SESSION ORDINAIRE DE 1999-2000

Annexe au procès verbal de la séance du 25 novembre 1999.

RAPPORT GÉNÉRAL

FAIT

au nom de la commission des Finances, du contrôle budgétaire et des comptes économiques de la Nation (1) sur le projet de loi de finances pour 2000, ADOPTÉ PAR L'ASSEMBLÉE NATIONALE,

Par M. Philippe MARINI,

Sénateur,

Rapporteur général.

TOME III

LES MOYENS DES SERVICES ET LES DISPOSITIONS SPÉCIALES

(Deuxième partie de la loi de finances)


ANNEXE N° 41

MONNAIES ET MÉDAILLES

Rapporteur spécial : Mme Maryse BERGÉ-LAVIGNE

(1) Cette commission est composée de : MM. Alain Lambert, président ; Jacques Oudin, Claude Belot, Mme Marie-Claude Beaudeau, MM. Roland du Luart, Bernard Angels, André Vallet, vice-présidents ; Jacques-Richard Delong, Marc Massion, Michel Sergent, François Trucy, secrétaires ; Philippe Marini, rapporteur général ; Philippe Adnot, Denis Badré, René Ballayer, Jacques Baudot, Mme Maryse Bergé-Lavigne, MM. Roger Besse, Maurice Blin, Joël Bourdin, Gérard Braun, Auguste Cazalet, Michel Charasse, Jacques Chaumont, Jean Clouet, Yvon Collin, Jean-Pierre Demerliat, Thierry Foucaud, Yann Gaillard, Hubert Haenel, Claude Haut, Alain Joyandet, Jean-Philippe Lachenaud, Claude Lise, Paul Loridant, Michel Mercier, Gérard Miquel, Michel Moreigne, Joseph Ostermann, Jacques Pelletier, Louis-Ferdinand de Rocca Serra, Henri Torre, René Trégouët.

Voir les numéros :

Assemblée nationale (11ème législ.) : 1805, 1861 à 1866 et T.A. 370.

Sénat : 88 (1999-2000).



Lois de finances.

PRINCIPALES OBSERVATIONS

 La Monnaie de Paris s'efforce de figurer parmi les leaders du groupe des monnaies européennes, pour la frappe de l'euro.

Les investissements réalisés ou en cours de réalisation ont permis de tripler la capacité annuelle de production de l'Établissement monétaire de Pessac, de sorte qu'aujourd'hui, sur 5 milliards de pièces d'euro frappées en Europe, plus de la moitié sont françaises.

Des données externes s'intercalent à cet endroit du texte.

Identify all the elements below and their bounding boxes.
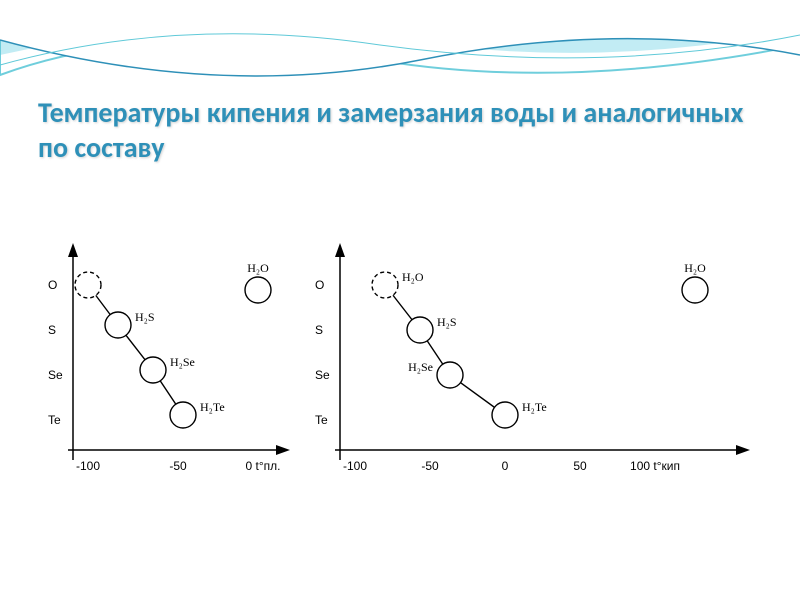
svg-text:0: 0 [502,459,509,473]
svg-text:S: S [315,323,323,337]
svg-text:H₂S: H₂S [437,315,457,329]
left-outlier: H₂O [245,261,271,303]
left-y-ticks: O S Se Te [48,278,63,427]
svg-text:H₂Te: H₂Te [200,400,225,414]
svg-text:-100: -100 [343,459,367,473]
right-y-ticks: O S Se Te [315,278,330,427]
svg-text:50: 50 [573,459,587,473]
svg-text:H₂Te: H₂Te [522,400,547,414]
left-series: H₂S H₂Se H₂Te [75,272,225,428]
svg-text:-50: -50 [169,459,187,473]
svg-text:-50: -50 [421,459,439,473]
slide-title: Температуры кипения и замерзания воды и … [38,95,760,165]
right-x-ticks: -100 -50 0 50 100 t°кип [343,459,680,473]
svg-text:H₂Se: H₂Se [408,360,433,374]
svg-text:100 t°кип: 100 t°кип [630,459,680,473]
boiling-point-chart: O S Se Te -100 -50 0 50 100 t°кип H₂O H₂S H₂Se H₂T… [305,235,760,500]
svg-text:H₂O: H₂O [247,261,269,275]
svg-text:0 t°пл.: 0 t°пл. [246,459,281,473]
svg-text:S: S [48,323,56,337]
right-outlier: H₂O [682,261,708,303]
svg-text:Se: Se [48,368,63,382]
svg-text:H₂S: H₂S [135,310,155,324]
melting-point-chart: O S Se Te -100 -50 0 t°пл. H₂S H₂Se H₂Te H₂O [38,235,298,500]
svg-text:H₂O: H₂O [684,261,706,275]
svg-text:Se: Se [315,368,330,382]
svg-text:-100: -100 [76,459,100,473]
svg-text:H₂O: H₂O [402,270,424,284]
svg-text:H₂Se: H₂Se [170,355,195,369]
svg-text:Te: Te [48,413,61,427]
right-series: H₂O H₂S H₂Se H₂Te [372,270,547,428]
svg-text:Te: Te [315,413,328,427]
left-x-ticks: -100 -50 0 t°пл. [76,459,281,473]
svg-text:O: O [48,278,57,292]
svg-text:O: O [315,278,324,292]
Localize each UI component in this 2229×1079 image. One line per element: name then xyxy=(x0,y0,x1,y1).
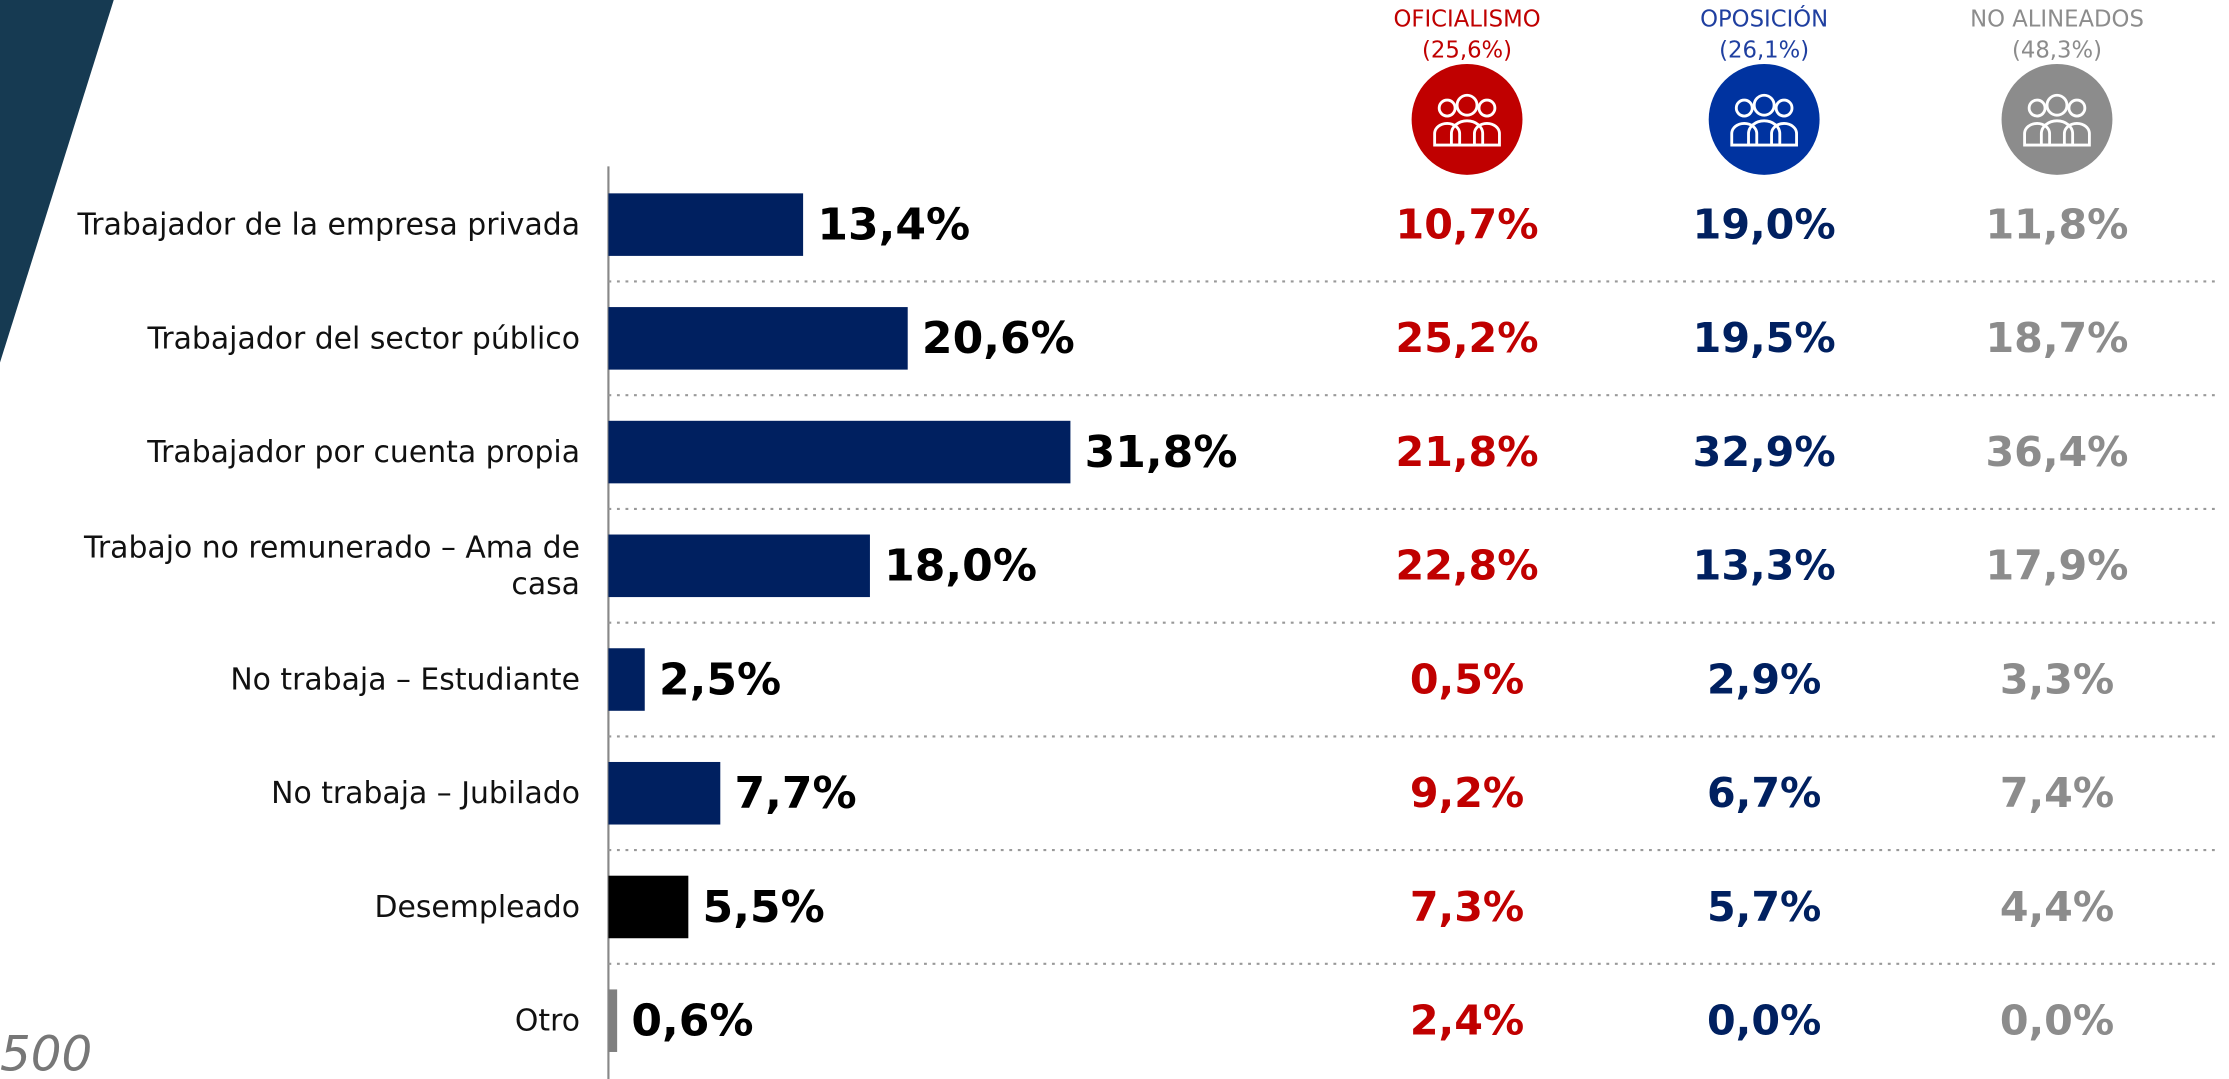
column-share: (26,1%) xyxy=(1719,38,1809,64)
bar-value-label: 2,5% xyxy=(659,654,781,705)
cell-value: 3,3% xyxy=(2000,655,2114,703)
icon-body xyxy=(2039,119,2075,147)
icon-body xyxy=(1770,121,1798,147)
category-label-wrap: Trabajador por cuenta propia xyxy=(11,409,580,494)
bar xyxy=(608,193,804,256)
icon-head xyxy=(1752,93,1776,117)
bar-value-label: 5,5% xyxy=(703,882,825,933)
cell-value: 2,4% xyxy=(1410,997,1524,1045)
cell-value: 22,8% xyxy=(1396,542,1539,590)
category-label-box: Trabajador de la empresa privada xyxy=(11,182,580,267)
category-label-box: Trabajador por cuenta propia xyxy=(11,409,580,494)
column-name: OPOSICIÓN xyxy=(1700,4,1828,32)
category-label: Otro xyxy=(514,1003,580,1038)
cell-value: 13,3% xyxy=(1693,542,1836,590)
icon-head xyxy=(1455,93,1479,117)
cell-value: 0,0% xyxy=(2000,997,2114,1045)
group-icon xyxy=(2023,93,2091,147)
icon-head xyxy=(1477,98,1497,118)
cell-value: 0,0% xyxy=(1707,997,1821,1045)
icon-head xyxy=(1734,98,1754,118)
category-label: No trabaja – Jubilado xyxy=(271,776,580,811)
cell-value: 21,8% xyxy=(1396,428,1539,476)
category-label: Trabajador de la empresa privada xyxy=(77,207,580,242)
column-share: (25,6%) xyxy=(1422,38,1512,64)
icon-head xyxy=(2067,98,2087,118)
bar-value-label: 31,8% xyxy=(1085,427,1238,478)
cell-value: 7,4% xyxy=(2000,769,2114,817)
icon-head xyxy=(2045,93,2069,117)
icon-body xyxy=(1730,121,1759,147)
cell-value: 36,4% xyxy=(1985,428,2128,476)
bar-value-label: 18,0% xyxy=(884,541,1037,592)
category-label-box: Trabajador del sector público xyxy=(11,296,580,381)
category-label-wrap: No trabaja – Estudiante xyxy=(11,637,580,722)
group-icon xyxy=(1730,93,1798,147)
category-label-box: No trabaja – Estudiante xyxy=(11,637,580,722)
bar xyxy=(608,761,721,825)
cell-value: 2,9% xyxy=(1707,655,1821,703)
icon-head xyxy=(2027,98,2047,118)
category-label: Trabajo no remunerado – Ama de casa xyxy=(84,530,580,602)
cell-value: 9,2% xyxy=(1410,769,1524,817)
cell-value: 25,2% xyxy=(1396,314,1539,362)
category-label-box: No trabaja – Jubilado xyxy=(11,751,580,836)
category-label: Trabajador del sector público xyxy=(147,321,580,356)
bar-value-label: 7,7% xyxy=(735,768,857,819)
cell-value: 18,7% xyxy=(1985,314,2128,362)
icon-head xyxy=(1437,98,1457,118)
cell-value: 5,7% xyxy=(1707,883,1821,931)
column-share: (48,3%) xyxy=(2012,38,2102,64)
cell-value: 10,7% xyxy=(1396,200,1539,248)
column-name: OFICIALISMO xyxy=(1393,6,1540,32)
cell-value: 19,5% xyxy=(1693,314,1836,362)
cell-value: 7,3% xyxy=(1410,883,1524,931)
category-label-wrap: Otro xyxy=(11,978,580,1063)
bar-value-label: 13,4% xyxy=(817,199,970,250)
bar xyxy=(608,989,618,1052)
category-label-wrap: Trabajador del sector público xyxy=(11,296,580,381)
category-label-wrap: Trabajador de la empresa privada xyxy=(11,182,580,267)
icon-body xyxy=(2062,121,2091,147)
cell-value: 4,4% xyxy=(2000,883,2114,931)
column-name: NO ALINEADOS xyxy=(1970,6,2144,32)
category-label-wrap: No trabaja – Jubilado xyxy=(11,751,580,836)
cell-value: 0,5% xyxy=(1410,655,1524,703)
category-label: No trabaja – Estudiante xyxy=(230,662,580,697)
category-label-box: Otro xyxy=(11,978,580,1063)
decor-shape xyxy=(0,0,114,363)
bar xyxy=(608,534,870,598)
bar xyxy=(608,875,689,939)
cell-value: 6,7% xyxy=(1707,769,1821,817)
icon-body xyxy=(1473,121,1501,147)
footnote: 500 xyxy=(0,1027,92,1079)
icon-body xyxy=(2023,121,2052,147)
group-icon xyxy=(1433,93,1501,147)
icon-body xyxy=(1747,119,1782,147)
bar-value-label: 20,6% xyxy=(922,313,1075,364)
icon-body xyxy=(1449,119,1485,147)
cell-value: 32,9% xyxy=(1693,428,1836,476)
category-label-box: Desempleado xyxy=(11,864,580,949)
bar xyxy=(608,648,645,711)
bar xyxy=(608,420,1071,484)
cell-value: 17,9% xyxy=(1985,542,2128,590)
category-label-wrap: Trabajo no remunerado – Ama de casa xyxy=(11,523,580,608)
icon-body xyxy=(1433,121,1462,147)
bar xyxy=(608,307,908,370)
category-label: Desempleado xyxy=(374,889,580,925)
category-label: Trabajador por cuenta propia xyxy=(147,435,580,470)
bar-value-label: 0,6% xyxy=(631,996,753,1047)
cell-value: 19,0% xyxy=(1693,200,1836,248)
icon-head xyxy=(1774,98,1794,118)
category-label-box: Trabajo no remunerado – Ama de casa xyxy=(11,523,580,608)
category-label-wrap: Desempleado xyxy=(11,864,580,949)
cell-value: 11,8% xyxy=(1985,200,2128,248)
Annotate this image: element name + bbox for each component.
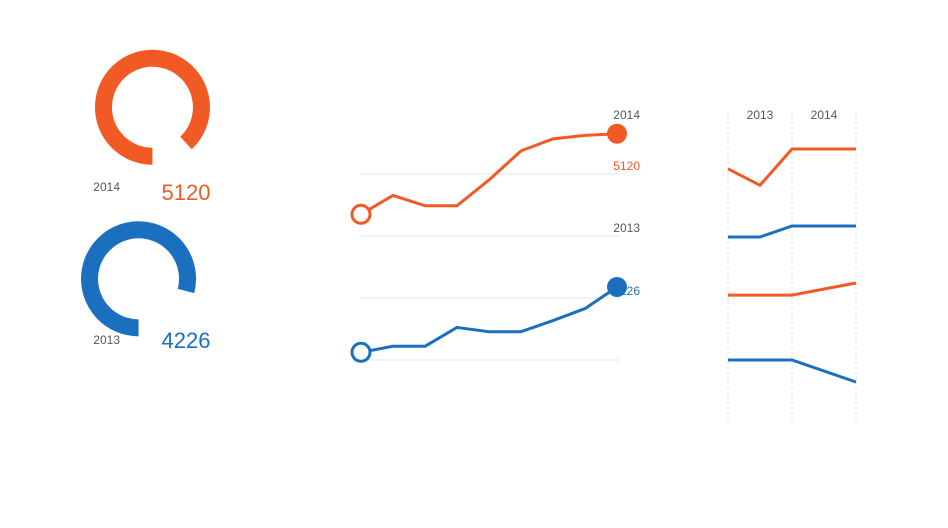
donut-arc [95,49,210,165]
donut-year-label: 2013 [93,333,120,347]
series-name-label: 2014 [613,108,640,122]
series-start-point [350,341,372,363]
series-line [727,147,856,188]
series-end-point [607,123,627,144]
donut-value-label: 4226 [162,328,211,353]
donut-arc [81,221,197,337]
series-line [360,285,618,354]
donut-value-label: 5120 [162,180,211,205]
series-line [360,132,618,216]
series-start-point [350,203,372,225]
series-line [728,224,856,239]
series-line [728,281,857,297]
series-end-point [607,276,627,297]
donut-2014: 2014 5120 [93,49,211,205]
donut-charts: 2014 5120 2013 4226 [81,49,211,353]
series-line [728,358,857,384]
series-name-label: 2013 [613,221,640,235]
category-label: 2013 [747,108,774,122]
donut-year-label: 2014 [93,180,120,194]
series-end-value: 5120 [613,159,640,173]
series-end-value: 4226 [613,284,640,298]
donut-2013: 2013 4226 [81,221,211,353]
line-chart: 2014 5120 2013 4226 [350,108,640,363]
comparison-lines-chart: 2013 2014 [727,108,857,422]
category-label: 2014 [811,108,838,122]
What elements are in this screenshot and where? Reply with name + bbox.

 Dans un contexte de concurrence vive, qui se traduit en particulier par une baisse des recettes commerciales -hors frappe- notamment à l'étranger, le maintien de l'équilibre budgétaire sans recours à la subvention de l'Etat mérite d'être souligné.

 La Monnaie doit maintenir une politique commerciale dynamique, faute de quoi les recettes, -au-delà d'un programme de frappe très exceptionnel- ne suffiront plus à contrebalancer l'impact négatif de certains secteurs de production, notamment le déficit structurel de l'Établissement parisien.